Chiran is on the southern tip of the Osumi peninsula, and attracts winds from the sea. The Hamada tea firm takes an approach of selecting the best leaves from the wide growing area. Led by Shuhei Hamada, a trained tea master to the sixth grade, they apply their palettes and their noses to the task of creating the best possible blends of Chiran leaves.
To the north of Chiran in Kagoshima’s interior is the town of Satsuma. Merged from many smaller settlements, Satsuma is a rich land of agriculture. The warm currents support tea growing, and the leaves grow thick and green. Here Yamaguchi-en have farmed since 1978 as a family firm. The birth of a new generation into the family led to a new approach, and a switch to organic farming in the early 1990s that entailed many challenges. But they persisted, and the result is a range of sustainable, full-flavour teas. They were included in our selection based on a recommendation from the ceramicist Kaori Sasaki, who brews Yamaguchi-en tea while working in her nearby ceramic studio.

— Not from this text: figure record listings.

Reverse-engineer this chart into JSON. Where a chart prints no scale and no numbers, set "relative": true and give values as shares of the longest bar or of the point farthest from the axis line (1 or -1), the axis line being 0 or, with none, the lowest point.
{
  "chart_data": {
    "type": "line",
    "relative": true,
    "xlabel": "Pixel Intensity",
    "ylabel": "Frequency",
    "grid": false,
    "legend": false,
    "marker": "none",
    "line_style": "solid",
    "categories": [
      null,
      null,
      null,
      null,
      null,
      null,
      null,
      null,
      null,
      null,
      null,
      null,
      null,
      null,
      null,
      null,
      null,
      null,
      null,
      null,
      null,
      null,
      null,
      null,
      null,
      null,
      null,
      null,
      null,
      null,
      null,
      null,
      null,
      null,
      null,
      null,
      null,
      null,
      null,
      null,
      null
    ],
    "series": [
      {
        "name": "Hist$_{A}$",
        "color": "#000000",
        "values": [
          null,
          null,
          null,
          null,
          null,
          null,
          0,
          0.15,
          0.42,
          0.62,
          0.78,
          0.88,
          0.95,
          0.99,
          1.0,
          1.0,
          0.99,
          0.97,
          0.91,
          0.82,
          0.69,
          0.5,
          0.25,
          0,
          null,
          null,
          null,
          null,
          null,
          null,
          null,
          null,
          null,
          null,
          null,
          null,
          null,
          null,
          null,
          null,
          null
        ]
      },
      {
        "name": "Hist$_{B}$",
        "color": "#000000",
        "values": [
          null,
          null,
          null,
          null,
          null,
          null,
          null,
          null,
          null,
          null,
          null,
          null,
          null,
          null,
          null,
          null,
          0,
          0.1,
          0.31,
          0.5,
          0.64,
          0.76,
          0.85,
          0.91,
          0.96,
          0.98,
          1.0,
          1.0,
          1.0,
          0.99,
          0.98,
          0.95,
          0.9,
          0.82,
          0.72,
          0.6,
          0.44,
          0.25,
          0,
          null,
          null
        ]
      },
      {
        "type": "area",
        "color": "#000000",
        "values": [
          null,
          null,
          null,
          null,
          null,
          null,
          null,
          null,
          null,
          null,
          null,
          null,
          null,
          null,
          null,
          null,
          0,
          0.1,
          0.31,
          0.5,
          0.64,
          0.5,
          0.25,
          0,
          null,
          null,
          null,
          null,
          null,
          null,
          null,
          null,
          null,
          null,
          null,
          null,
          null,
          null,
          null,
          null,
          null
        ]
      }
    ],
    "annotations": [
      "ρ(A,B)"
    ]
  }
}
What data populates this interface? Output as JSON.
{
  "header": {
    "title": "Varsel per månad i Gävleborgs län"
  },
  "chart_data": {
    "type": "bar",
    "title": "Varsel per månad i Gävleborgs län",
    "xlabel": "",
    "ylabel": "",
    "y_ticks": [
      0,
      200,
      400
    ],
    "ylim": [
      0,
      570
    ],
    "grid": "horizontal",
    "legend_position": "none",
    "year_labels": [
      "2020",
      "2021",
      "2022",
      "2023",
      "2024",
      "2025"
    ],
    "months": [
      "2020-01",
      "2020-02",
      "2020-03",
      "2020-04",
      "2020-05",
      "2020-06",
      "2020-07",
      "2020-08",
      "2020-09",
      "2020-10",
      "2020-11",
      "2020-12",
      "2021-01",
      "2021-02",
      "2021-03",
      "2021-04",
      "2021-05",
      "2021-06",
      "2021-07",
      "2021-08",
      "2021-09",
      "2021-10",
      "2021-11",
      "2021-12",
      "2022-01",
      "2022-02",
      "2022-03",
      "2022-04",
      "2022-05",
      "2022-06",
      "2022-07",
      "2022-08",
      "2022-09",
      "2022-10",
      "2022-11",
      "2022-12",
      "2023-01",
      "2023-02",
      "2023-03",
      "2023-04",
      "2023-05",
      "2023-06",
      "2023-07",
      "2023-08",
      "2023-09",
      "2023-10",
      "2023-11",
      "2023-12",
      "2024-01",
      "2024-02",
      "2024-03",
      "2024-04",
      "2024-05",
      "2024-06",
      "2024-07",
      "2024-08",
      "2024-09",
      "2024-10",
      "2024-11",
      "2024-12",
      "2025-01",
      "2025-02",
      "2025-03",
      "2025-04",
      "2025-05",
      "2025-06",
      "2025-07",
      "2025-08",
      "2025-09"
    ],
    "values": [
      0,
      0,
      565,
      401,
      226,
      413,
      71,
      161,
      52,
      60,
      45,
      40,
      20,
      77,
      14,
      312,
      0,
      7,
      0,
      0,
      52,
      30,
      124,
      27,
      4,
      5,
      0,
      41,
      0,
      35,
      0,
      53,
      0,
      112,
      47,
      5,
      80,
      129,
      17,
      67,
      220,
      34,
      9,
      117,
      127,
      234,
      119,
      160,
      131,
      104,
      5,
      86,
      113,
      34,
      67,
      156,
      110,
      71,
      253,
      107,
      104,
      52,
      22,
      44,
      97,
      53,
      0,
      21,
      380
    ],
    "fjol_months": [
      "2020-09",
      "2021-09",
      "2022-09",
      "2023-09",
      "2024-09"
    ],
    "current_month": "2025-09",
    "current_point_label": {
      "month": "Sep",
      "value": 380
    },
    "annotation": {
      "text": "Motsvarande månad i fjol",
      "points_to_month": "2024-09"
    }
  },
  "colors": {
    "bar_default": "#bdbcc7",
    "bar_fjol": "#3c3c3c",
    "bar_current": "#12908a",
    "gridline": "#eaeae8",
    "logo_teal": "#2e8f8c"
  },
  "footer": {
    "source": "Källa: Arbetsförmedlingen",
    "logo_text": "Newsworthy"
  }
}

Kirishima to the south of Satsuma, sits at the foot of the Takachiho no Mine volcano range. Here the altitude leads to a colder climate, and another Kagoshiman terroir for tea. When brewed, Kirishima teas often offer a quite thin green colour, that deceives to the level of taste. The brews are in fact fresh, sophisticated and satisfying. The Sueshige family business has been farming teas in the region since 1932 and understands all of its characteristics. The recipient of awards in the world of tea, they daily explore the potential of Kirishima tea making.
Japan as a whole has a rich cafe culture. There are numerous sub-genres including jazz, comic books and cats. One within them is mingei (folk craft) cafes, which can sometimes be found with dark wood hand made furniture, and the walls dotted with plates and textiles. Kagoshima’s Coffee-Kan has been a feature in its cafe scene for more than 35 years. It is a space maintained and created by Koichiro Nagata, otherwise known as the Kan-cho (Cafe Chief). Nagata takes a craft inspired approach to the beans that he sorts and roasts personally using vintage equipment in a corner of the establishment. He drips water onto the ground beans held in flannel filters, and presents each cup in specially fired works by leading contemporaries in the craft scene. The logo of Coffee-Kan is also bespoke, made by legendary stencil dye artist Samiro Yunoki.
Moments spent in the Coffee-Kan offer a sense of peace in the passage of time. Something too that is roasted and imbued into beans selected and bagged by the Kan-cho himself.